First Application: TodoPlusGPT

If it isn’t obvious from how I named a project it is essentially a todo list powered by OpenAI’s GPT models. I finished the whole working prototype in 3 days. Although it is lacking in the animation department which I believe would make the application feel much better. As in having page transitions and all that stuff. Still impressed that it works.

On the very first version, I basically used the model to generate the whole result in JSON all at once. It was not an ideal solution. Sometimes it works, sometimes it doesn’t. This is because the JSON is occassionally malformed considering that GPT models don’t have the power to be completely deterministic upon its own choice.
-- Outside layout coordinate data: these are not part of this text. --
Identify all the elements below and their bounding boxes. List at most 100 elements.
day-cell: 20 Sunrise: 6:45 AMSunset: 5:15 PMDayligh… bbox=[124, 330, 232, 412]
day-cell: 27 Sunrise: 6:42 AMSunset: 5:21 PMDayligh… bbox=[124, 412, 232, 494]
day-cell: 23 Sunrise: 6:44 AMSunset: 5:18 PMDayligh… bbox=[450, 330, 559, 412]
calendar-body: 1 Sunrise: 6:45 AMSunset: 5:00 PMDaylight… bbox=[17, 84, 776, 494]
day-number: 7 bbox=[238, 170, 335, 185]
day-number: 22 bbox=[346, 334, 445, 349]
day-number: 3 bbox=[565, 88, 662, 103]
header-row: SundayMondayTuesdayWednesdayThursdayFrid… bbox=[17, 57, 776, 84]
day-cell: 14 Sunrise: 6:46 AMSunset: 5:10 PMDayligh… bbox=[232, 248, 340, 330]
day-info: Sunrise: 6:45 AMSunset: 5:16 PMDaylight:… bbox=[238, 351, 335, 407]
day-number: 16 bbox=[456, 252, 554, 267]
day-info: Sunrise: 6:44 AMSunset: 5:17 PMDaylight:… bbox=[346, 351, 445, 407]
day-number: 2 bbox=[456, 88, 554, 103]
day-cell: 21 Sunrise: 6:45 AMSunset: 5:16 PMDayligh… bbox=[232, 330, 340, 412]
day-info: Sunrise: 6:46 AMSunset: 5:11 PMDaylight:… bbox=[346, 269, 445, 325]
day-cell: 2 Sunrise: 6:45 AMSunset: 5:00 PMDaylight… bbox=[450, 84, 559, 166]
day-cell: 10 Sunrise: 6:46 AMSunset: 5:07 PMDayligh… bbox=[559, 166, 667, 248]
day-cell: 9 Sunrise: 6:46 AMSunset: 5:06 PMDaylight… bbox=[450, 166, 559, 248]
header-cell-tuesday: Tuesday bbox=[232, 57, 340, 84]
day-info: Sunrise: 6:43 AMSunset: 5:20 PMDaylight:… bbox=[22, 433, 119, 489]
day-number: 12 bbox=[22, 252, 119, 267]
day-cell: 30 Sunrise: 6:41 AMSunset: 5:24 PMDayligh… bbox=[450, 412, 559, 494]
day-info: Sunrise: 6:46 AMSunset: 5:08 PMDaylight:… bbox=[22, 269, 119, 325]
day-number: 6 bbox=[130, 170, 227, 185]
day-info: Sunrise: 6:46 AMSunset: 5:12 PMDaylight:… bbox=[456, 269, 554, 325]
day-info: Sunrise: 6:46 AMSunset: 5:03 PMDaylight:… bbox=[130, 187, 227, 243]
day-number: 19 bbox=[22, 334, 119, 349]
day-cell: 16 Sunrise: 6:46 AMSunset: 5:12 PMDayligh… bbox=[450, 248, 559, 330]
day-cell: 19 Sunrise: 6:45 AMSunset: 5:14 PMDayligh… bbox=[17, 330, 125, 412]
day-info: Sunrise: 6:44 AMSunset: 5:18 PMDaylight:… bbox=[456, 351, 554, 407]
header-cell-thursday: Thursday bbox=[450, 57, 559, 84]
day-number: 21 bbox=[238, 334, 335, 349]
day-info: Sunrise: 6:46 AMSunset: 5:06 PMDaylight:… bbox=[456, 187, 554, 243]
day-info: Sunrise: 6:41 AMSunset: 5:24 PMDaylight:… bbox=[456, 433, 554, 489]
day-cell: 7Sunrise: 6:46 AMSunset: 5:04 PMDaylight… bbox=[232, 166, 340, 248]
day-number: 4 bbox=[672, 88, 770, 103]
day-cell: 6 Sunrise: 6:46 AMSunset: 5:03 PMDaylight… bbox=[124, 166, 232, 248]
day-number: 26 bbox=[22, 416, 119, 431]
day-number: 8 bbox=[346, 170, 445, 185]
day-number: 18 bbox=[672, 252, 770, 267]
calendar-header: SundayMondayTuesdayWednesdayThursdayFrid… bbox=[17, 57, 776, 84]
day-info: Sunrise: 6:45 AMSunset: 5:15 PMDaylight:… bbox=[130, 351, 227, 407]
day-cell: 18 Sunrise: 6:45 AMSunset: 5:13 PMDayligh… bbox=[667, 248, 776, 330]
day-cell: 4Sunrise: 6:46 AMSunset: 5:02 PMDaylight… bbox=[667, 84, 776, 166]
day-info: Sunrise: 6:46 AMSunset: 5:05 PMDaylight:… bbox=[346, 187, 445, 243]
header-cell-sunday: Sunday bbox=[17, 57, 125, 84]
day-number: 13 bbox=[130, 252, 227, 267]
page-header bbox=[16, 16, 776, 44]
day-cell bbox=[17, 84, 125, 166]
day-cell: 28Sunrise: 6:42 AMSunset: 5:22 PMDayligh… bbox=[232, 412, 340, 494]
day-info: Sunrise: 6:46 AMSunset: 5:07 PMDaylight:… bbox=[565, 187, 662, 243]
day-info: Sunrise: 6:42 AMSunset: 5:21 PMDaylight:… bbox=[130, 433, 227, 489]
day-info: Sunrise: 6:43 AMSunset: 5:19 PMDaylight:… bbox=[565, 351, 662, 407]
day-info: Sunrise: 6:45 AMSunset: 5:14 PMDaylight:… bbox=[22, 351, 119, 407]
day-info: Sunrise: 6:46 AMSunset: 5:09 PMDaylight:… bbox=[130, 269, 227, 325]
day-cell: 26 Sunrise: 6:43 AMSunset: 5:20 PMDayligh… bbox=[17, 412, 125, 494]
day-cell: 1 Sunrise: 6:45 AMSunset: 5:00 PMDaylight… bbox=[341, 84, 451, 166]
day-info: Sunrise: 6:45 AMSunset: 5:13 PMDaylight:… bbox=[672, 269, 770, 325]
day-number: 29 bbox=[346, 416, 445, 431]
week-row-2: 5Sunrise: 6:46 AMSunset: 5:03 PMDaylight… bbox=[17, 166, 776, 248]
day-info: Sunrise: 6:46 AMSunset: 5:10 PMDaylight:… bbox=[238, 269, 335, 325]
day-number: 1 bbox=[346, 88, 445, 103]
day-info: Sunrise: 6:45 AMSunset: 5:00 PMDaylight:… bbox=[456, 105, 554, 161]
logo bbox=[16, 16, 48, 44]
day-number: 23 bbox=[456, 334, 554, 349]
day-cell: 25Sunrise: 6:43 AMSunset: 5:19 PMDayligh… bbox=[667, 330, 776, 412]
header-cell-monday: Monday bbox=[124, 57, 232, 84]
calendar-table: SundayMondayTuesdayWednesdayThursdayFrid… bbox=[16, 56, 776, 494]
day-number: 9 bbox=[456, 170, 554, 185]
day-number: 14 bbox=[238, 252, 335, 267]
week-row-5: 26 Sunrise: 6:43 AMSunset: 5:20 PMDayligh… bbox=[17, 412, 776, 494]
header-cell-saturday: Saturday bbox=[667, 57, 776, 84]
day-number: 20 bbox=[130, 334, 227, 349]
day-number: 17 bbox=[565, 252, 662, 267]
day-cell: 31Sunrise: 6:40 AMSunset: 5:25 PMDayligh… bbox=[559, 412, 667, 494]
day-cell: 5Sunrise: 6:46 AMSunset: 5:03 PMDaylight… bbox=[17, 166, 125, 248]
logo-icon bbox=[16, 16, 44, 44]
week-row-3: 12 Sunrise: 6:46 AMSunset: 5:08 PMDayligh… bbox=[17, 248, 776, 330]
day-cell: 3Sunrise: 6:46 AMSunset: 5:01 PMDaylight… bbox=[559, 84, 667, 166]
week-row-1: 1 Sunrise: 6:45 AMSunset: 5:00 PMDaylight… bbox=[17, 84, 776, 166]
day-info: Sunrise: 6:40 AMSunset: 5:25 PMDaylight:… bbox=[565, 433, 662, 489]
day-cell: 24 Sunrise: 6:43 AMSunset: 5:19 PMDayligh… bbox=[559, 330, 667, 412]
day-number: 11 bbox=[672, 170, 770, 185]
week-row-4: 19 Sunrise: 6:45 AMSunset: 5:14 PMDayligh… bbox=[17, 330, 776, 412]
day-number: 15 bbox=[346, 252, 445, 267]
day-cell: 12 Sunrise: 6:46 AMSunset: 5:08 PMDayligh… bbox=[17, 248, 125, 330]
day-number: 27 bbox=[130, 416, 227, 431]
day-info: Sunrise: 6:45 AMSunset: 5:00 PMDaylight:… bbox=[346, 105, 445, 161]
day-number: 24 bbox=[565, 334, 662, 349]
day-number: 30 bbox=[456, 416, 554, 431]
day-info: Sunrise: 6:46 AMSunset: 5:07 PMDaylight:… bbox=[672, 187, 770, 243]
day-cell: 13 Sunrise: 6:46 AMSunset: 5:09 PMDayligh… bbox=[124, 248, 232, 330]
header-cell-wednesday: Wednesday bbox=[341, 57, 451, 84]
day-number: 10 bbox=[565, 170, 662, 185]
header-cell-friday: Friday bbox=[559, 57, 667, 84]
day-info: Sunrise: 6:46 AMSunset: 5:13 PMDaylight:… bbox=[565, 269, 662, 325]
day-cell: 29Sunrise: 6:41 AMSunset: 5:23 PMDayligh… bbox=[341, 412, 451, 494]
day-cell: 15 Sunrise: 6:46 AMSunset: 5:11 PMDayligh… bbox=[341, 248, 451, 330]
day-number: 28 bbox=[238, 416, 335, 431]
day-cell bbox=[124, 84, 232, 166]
So generating the whole output I need all at once wasn’t ideal.

Of course, I wanted it to be more robust and I updated it a bit. It should now use multiple queries and get the data chunk by chunk. Since the JSON output is considerably smaller, it may make less mistakes in formatting. But that isn’t the only benefit. If a JSON output is malformed, it can skip that and go to the next query.

I heard from someone in our college, that we’re going to have an application development subject anyways. That also means that I could use this project for that subject. I just have to make improvements. I guess I’ll open source this very project but only after my application development subjects are done just so I could prevent potential problems. I mean, the professors might think I just copied the entire codebase from somewhere even though I’m the author from that somewhere.

Second Application: Soundboard

This was a less exciting project and we were forced to employ a backward problem-solving method. What do I mean? Well, the subject here is programming and data structures, but it was more or less basics of programming and not much data structures. The task was to employ everything that has been taught or lectured during the course of the entire semester. The issue is, in software engineering, we only have to utilize what is necessary. There is a great danger in overengineering.

We had no choice but to utilize these (the programming language used in the subject was Java): Lists, Sets, and Arrays. Another condition was that there had to be a 2D Array of Object References. I don’t even use 2D arrays that much, and if I do it’s only for primitives. Also, we can pretty much turn any array with n-dimensions into a single-dimension. So there’s not much need for 2D arrays, it’s needless complexity. If you do need one, you would want to wrap a 1D array instead and then emulate 2 dimensions. That’s cost effective.

Overall, I wasn’t excited for this project due to the conditions. But my output was decent. It’s great that I made something a few years back and I could tweak that a lot in order to change the entire thing but have the same tech stack which already has the graphics and architecture set up.